When combined with qPCR methods, phage-based technologies offer a highly specific and sensitive approach to developing pathogen-directed markers of TB. The existing diagnostics for TB are inadequate to meet the minimum WHO target product profile thresholds to support disease elimination – proving that faster, more sensitive tests are required that do not rely on sampling sputum from the site of infection.

Host immune biomarkers can inform us of the presence of current or previous TB infection, but cannot discriminate between the two – nor do they tell us anything about the infecting pathogen. Only recently have we been able to demonstrate that Mtb is detectable in the blood of people with active or latent TB in the absence of immunodeficiency. (Historically, culture-based methods only detected Mtb in the blood of those with very severe illness.)

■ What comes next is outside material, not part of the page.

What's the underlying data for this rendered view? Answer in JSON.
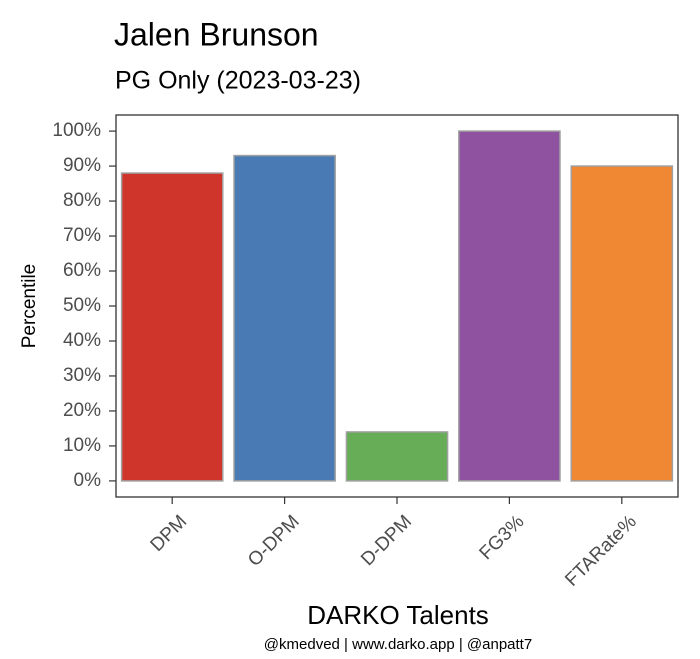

Using phage-based diagnostics, it is becoming increasingly possible to detect Mtb in the blood of a large number of people with TB infection – supporting future development of effective blood-based, pathogen-directed biomarkers that are low-cost, rapid, and potentially deployable in low-income settings. These biomarkers will likely reflect impaired pathogen containment within granulomas, which is thought to be the core basis for progressive TB infection. 

Pathogen-directed biomarkers may complement current host immune markers for evaluating TB infection phenotypes, allowing us to discriminate between individuals who do – and potentially don’t – require treatment for their TB infection. This combination is a powerful tool to have in our arsenal, if we are to drastically reduce TB cases and deaths by 2030.